Wednesday, October 14, 2015

Don't mention the Muslims!

One has to wonder -- perhaps not for very long -- at the reluctance of the lamestream press in the USA and Canada to identify murderers, hostage-takers, assassins and terrorists as Muslims. Could it have anything to do with political correctness, or fear of being prosecuted for fomenting Islamophobia? Errr, quite possibly. Cases in point....

Item: In the Philippines, four hostages -- two Canadians, a Norwegian, and a Filipina -- appear in a video released by their captors, appealing to authorities to stop military operations in the Philippines and to negotiate for their freedom with the Islamist militants who hold them. For details of the story, see "ISIS in Philippines: New video shows kidnapped Canadian, Norwegian hostages pleading for life", on the International Business Times website. [Funny that IBT didn't mention the Filipina. Ed.]

The video can be found on YouTube, but, curiously, is not being shown on either the Canuck government's CBC-TV or the main independent network CTV. Why would that be? The voice-over identifies the kidnappers as being linked to Al-Qaeda. ISIS flags appear behind the captives. Looks like the work of Islamic extremists, wouldn't you say? But neither CBC or CTV wants to mention that fact, in the week preceding an election in which the wearing of niqabs (headgear worn by religious Muslim women) has become a hot button, with over 80% of Canadians against the "accommodation" of the Muslim minority.

Item: Remember the Shafias? They're the Muslim man, his No. 2 wife and son -- all immigrants to Canada -- who murdered No. 1 wife and her three daughters in an honour killing which Shafia père blamed on the girls' sinful desires to wear western clothing, and date boys, just like Canadian girls. See "GUILTY GUILTY GUILTY in Shafia honour killings" (WWW 29/1/12).


The honour killings -- that's what they were -- took place on 30 June 2009, when the four women were locked in a car which was then pushed into the Rideau Canal.
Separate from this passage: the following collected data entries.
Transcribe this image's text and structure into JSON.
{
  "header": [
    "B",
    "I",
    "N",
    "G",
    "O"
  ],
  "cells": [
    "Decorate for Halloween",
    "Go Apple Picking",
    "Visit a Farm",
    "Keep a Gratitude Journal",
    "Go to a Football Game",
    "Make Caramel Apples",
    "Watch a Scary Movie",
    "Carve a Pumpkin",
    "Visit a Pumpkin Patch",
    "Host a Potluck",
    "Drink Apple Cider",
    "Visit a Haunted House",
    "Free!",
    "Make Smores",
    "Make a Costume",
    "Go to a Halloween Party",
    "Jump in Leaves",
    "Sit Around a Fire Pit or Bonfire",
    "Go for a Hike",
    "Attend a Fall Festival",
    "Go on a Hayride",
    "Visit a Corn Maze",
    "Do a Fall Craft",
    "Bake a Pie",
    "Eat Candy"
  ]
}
Convictions were registered in January 2012, and the three Muslim miscreants were sentenced to life in prison with no chance of parole for 25 years, which is the maximum provided for in the Criminal Code of Canada.

Now, 45 months after their conviction, the killers have filed a 110-page factum with the Ontario Court of Appeal arguing for a new trial. On what grounds, you may well ask. Why, they were victims of "cultural stereotyping", of course! They say the trial judge should have intervened when the Crown presented arguments that they believe improperly swayed jurors in their decision-making.

Like what? Well, the Shafias say, the Crown was so politically incorrect as to suggest that their religion had something to do with their motivation for killing over half of their immediate family. And not only that! The document also questions the testimony of University of Toronto Professor Shahrzad Mojab -- himself a Muslim -- an "honour killing" expert who testified on for the prosecution. His expert evidence, they say, might have turned the jury against them. "Even assuming that the jury may have legitimately been assisted by evidence about Afghan cultural norms or concepts of honour, the way in which Dr. Mojab's evidence was presented exceeded that purpose and created enormous prejudice."

Item: The "progressive" parties -- Liberals and NDP -- opposing Steve Harper's Conservatives in next week's Canadian election are making a meal of the Harper government's introduction, in the last parliament, of the Zero Tolerance for Barbaric Cultural Practices Act, which proscribes honour killings, female genital mutilation, forced marriages and the like, even though most of those BCPs were already covered in the Criminal Code. What they don't mention, in their scathing criticisms, is that such practices do exist in Canada, mainly within the Muslim communities.

Allah forbid that anyone should suggest that the values and customs of the followers of the Prophet Mohammed are somehow different from those of the society into which they desire to insinuate themselves. Doing so would suggest that our Western Christian (?) ways are superior to theirs, which we know -- or the politicians and media would have us believe -- is untrue.